Die französische Firma Cit-Alcatel hat 1978 ihren bis dahin größten ausländischen Auftrag in Höhe von 325 Millionen Francs von der Republik Nordjemen erhalten. Die bundesdeutschen Firmen Siemens und AEG-Telefunken haben ebenfalls Großprojekte in fast allen arabischen Ländern durchgeführt beziehungsweise in Auftrag genommen. So beendete AEG-Telefunken im letzten Jahr ein 55-Millionen-Mark-Projekt zur Verlegung von 65 000 Telefonanschlüssen in Kairo. Ein Folgeauftrag über 36 Millionen Mark wurde ihr von der ägyptischen Regierung in Aussicht gestellt. Zusammen mit Thomson-CSF und Siemens-Österreich übernahm die Siemens AG eine 600-Millionen-Mark-Auftrag zur Modernisierung des vorhandenen Telefonnetzes in ganz Ägypten und zur Verlegung von 150 000 zusätzlichen Leitungen.

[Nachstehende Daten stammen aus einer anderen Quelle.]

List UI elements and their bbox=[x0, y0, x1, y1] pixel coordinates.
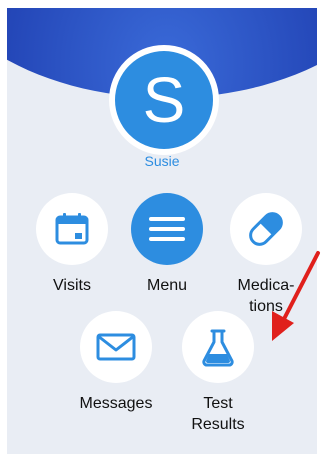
user-name[interactable]: Susie bbox=[7, 153, 317, 169]
pill-capsule-icon bbox=[249, 212, 283, 246]
envelope-icon bbox=[96, 333, 136, 361]
menu-button[interactable]: Menu bbox=[122, 193, 212, 296]
menu-icon-circle[interactable] bbox=[131, 193, 203, 265]
test-results-label: Test Results bbox=[191, 395, 245, 433]
avatar[interactable]: S bbox=[115, 51, 213, 149]
messages-button[interactable]: Messages bbox=[71, 311, 161, 414]
menu-label: Menu bbox=[146, 277, 188, 294]
messages-label: Messages bbox=[79, 395, 153, 412]
home-panel: S Susie Visits Menu Medica- tions Messag… bbox=[7, 8, 317, 454]
test-results-button[interactable]: Test Results bbox=[173, 311, 263, 435]
visits-label: Visits bbox=[53, 277, 91, 294]
test-results-icon-circle[interactable] bbox=[182, 311, 254, 383]
flask-icon bbox=[202, 329, 234, 367]
visits-button[interactable]: Visits bbox=[27, 193, 117, 296]
calendar-icon bbox=[55, 213, 89, 245]
avatar-initial: S bbox=[142, 64, 186, 136]
medications-button[interactable]: Medica- tions bbox=[218, 193, 314, 317]
medications-icon-circle[interactable] bbox=[230, 193, 302, 265]
app-screen: S Susie Visits Menu Medica- tions Messag… bbox=[0, 0, 325, 463]
messages-icon-circle[interactable] bbox=[80, 311, 152, 383]
hamburger-menu-icon bbox=[149, 217, 185, 241]
visits-icon-circle[interactable] bbox=[36, 193, 108, 265]
avatar-frame: S bbox=[109, 45, 219, 155]
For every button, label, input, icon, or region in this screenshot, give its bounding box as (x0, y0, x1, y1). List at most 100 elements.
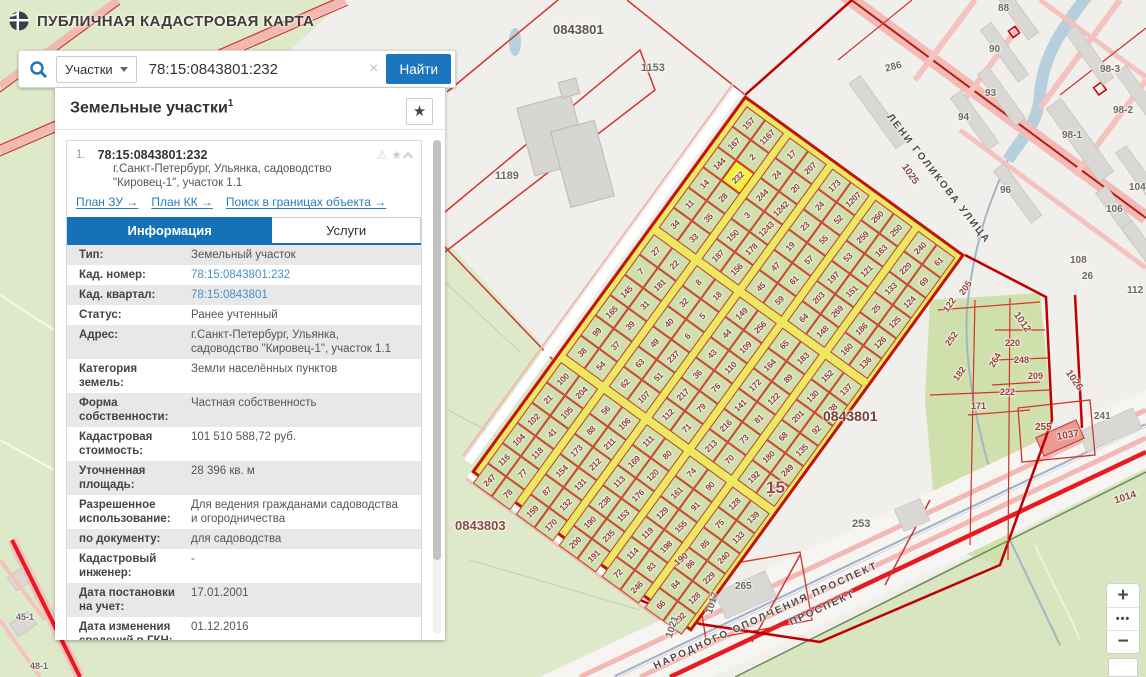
parcel-number: 69 (917, 275, 930, 288)
parcel-number: 156 (728, 261, 745, 277)
parcel-number: 24 (813, 199, 826, 212)
tab-services[interactable]: Услуги (272, 217, 421, 243)
zoom-in-button[interactable]: + (1107, 584, 1139, 607)
parcel-number: 207 (802, 159, 819, 175)
field-row: Разрешенное использование:Для ведения гр… (67, 495, 421, 529)
panel-scrollbar-thumb[interactable] (433, 140, 441, 560)
search-icon (29, 60, 48, 79)
field-value-link[interactable]: 78:15:0843801 (185, 288, 400, 302)
parcel-number: 269 (829, 303, 846, 319)
cadastral-map-app: 1571671441411342771451659938100211021041… (0, 0, 1146, 677)
parcel-number: 149 (733, 305, 750, 321)
parcel-number: 7 (636, 266, 646, 276)
parcel-number: 167 (726, 135, 743, 151)
parcel-number: 43 (706, 347, 719, 360)
star-icon[interactable]: ★ (391, 148, 402, 162)
parcel-number: 37 (609, 339, 622, 352)
chevron-down-icon (120, 67, 128, 72)
search-category-dropdown[interactable]: Участки (56, 56, 137, 83)
parcel-number: 121 (858, 262, 875, 278)
parcel-number: 157 (740, 115, 757, 131)
parcel-number: 133 (883, 280, 900, 296)
parcel-number: 106 (616, 415, 633, 431)
zoom-out-button[interactable]: − (1107, 630, 1139, 653)
parcel-number: 1207 (843, 189, 863, 209)
app-title: ПУБЛИЧНАЯ КАДАСТРОВАЯ КАРТА (37, 13, 314, 30)
warning-icon[interactable]: ⚠ (376, 148, 387, 162)
parcel-number: 130 (804, 387, 821, 403)
item-fields-table: Тип:Земельный участокКад. номер:78:15:08… (67, 245, 421, 640)
parcel-number: 63 (633, 356, 646, 369)
field-value: Для ведения гражданами садоводства и ого… (185, 498, 400, 526)
parcel-number: 190 (582, 514, 599, 530)
zoom-more-button[interactable]: ••• (1107, 607, 1139, 630)
parcel-number: 217 (675, 386, 692, 402)
parcel-number: 90 (704, 479, 717, 492)
field-value: Частная собственность (185, 396, 400, 424)
parcel-number: 132 (557, 496, 574, 512)
parcel-number: 55 (817, 233, 830, 246)
panel-scrollbar[interactable] (433, 140, 441, 634)
parcel-number: 51 (652, 370, 665, 383)
favorites-button[interactable]: ★ (406, 98, 433, 125)
field-label: Уточненная площадь: (67, 464, 185, 492)
parcel-number: 116 (496, 452, 512, 468)
parcel-number: 1243 (756, 219, 776, 239)
field-label: по документу: (67, 532, 185, 546)
parcel-number: 213 (703, 437, 720, 453)
parcel-number: 246 (628, 579, 645, 595)
parcel-number: 83 (645, 560, 658, 573)
parcel-number: 240 (715, 549, 732, 565)
parcel-number: 57 (802, 253, 815, 266)
parcel-number: 21 (542, 392, 555, 405)
field-row: Дата изменения сведений в ГКН:01.12.2016 (67, 617, 421, 640)
search-input[interactable] (137, 61, 361, 78)
parcel-number: 187 (710, 247, 727, 263)
parcel-number: 47 (769, 260, 782, 273)
panel-header: Земельные участки1 ★ (55, 88, 445, 130)
parcel-number: 247 (481, 472, 498, 488)
clear-search-icon[interactable]: × (361, 60, 386, 78)
collapse-icon[interactable] (403, 151, 413, 161)
parcel-number: 126 (872, 334, 889, 350)
parcel-number: 23 (798, 219, 811, 232)
field-value: для садоводства (185, 532, 400, 546)
plan-kk-link[interactable]: План КК → (151, 195, 213, 209)
parcel-number: 169 (626, 453, 643, 469)
parcel-number: 34 (669, 217, 682, 230)
search-in-bounds-link[interactable]: Поиск в границах объекта → (226, 195, 386, 209)
field-label: Статус: (67, 308, 185, 322)
parcel-number: 112 (660, 406, 676, 422)
item-header-row: 1. 78:15:0843801:232 ⚠ ★ (67, 141, 421, 162)
item-index: 1. (76, 148, 86, 162)
plan-zu-link[interactable]: План ЗУ → (76, 195, 138, 209)
tab-information[interactable]: Информация (67, 217, 272, 243)
parcel-number: 73 (738, 432, 751, 445)
map-extra-control[interactable] (1108, 658, 1138, 677)
parcel-number: 176 (630, 487, 647, 503)
parcel-number: 191 (586, 547, 603, 563)
parcel-number: 181 (652, 276, 669, 292)
parcel-number: 232 (730, 169, 747, 185)
parcel-number: 25 (869, 302, 882, 315)
field-value: Земли населённых пунктов (185, 362, 400, 390)
field-value-link[interactable]: 78:15:0843801:232 (185, 268, 400, 282)
field-label: Тип: (67, 248, 185, 262)
parcel-number: 19 (784, 239, 797, 252)
field-value: г.Санкт-Петербург, Ульянка, садоводство … (185, 328, 400, 356)
parcel-number: 229 (897, 260, 914, 276)
parcel-number: 76 (709, 381, 722, 394)
parcel-number: 155 (673, 518, 690, 534)
parcel-number: 145 (618, 283, 635, 299)
parcel-number: 77 (516, 466, 529, 479)
field-row: Кадастровая стоимость:101 510 588,72 руб… (67, 427, 421, 461)
parcel-number: 5 (698, 311, 708, 321)
parcel-list-item[interactable]: 1. 78:15:0843801:232 ⚠ ★ г.Санкт-Петербу… (66, 140, 422, 640)
parcel-number: 27 (649, 244, 662, 257)
field-row: Дата постановки на учет:17.01.2001 (67, 583, 421, 617)
search-button[interactable]: Найти (386, 54, 451, 84)
parcel-number: 120 (644, 467, 661, 483)
parcel-number: 1167 (758, 127, 777, 146)
parcel-number: 160 (839, 341, 856, 357)
field-row: Адрес:г.Санкт-Петербург, Ульянка, садово… (67, 325, 421, 359)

Hand in Hand mit dem Ausbau der Kommunikationsinfrastruktur werden in den arabischen Ländern großangelegte Ausbildungsprogramme für das nationale Fachpersonal auf allen Ebenen durchgezogen. Zu diesem Zweck wurde unter anderem das Schulungszentrum "ASBUTC" von der "Arab States Broadcasting Union" (ASBU) in Damaskus gegründet. Zu den Ausbildungsinstituten auf regionaler Ebene zählen auch das "Telecommunication Training-Institut" (TTI) in Kuweit und das "Telecommunication Trainings-Center" (TTC) in Jordanien.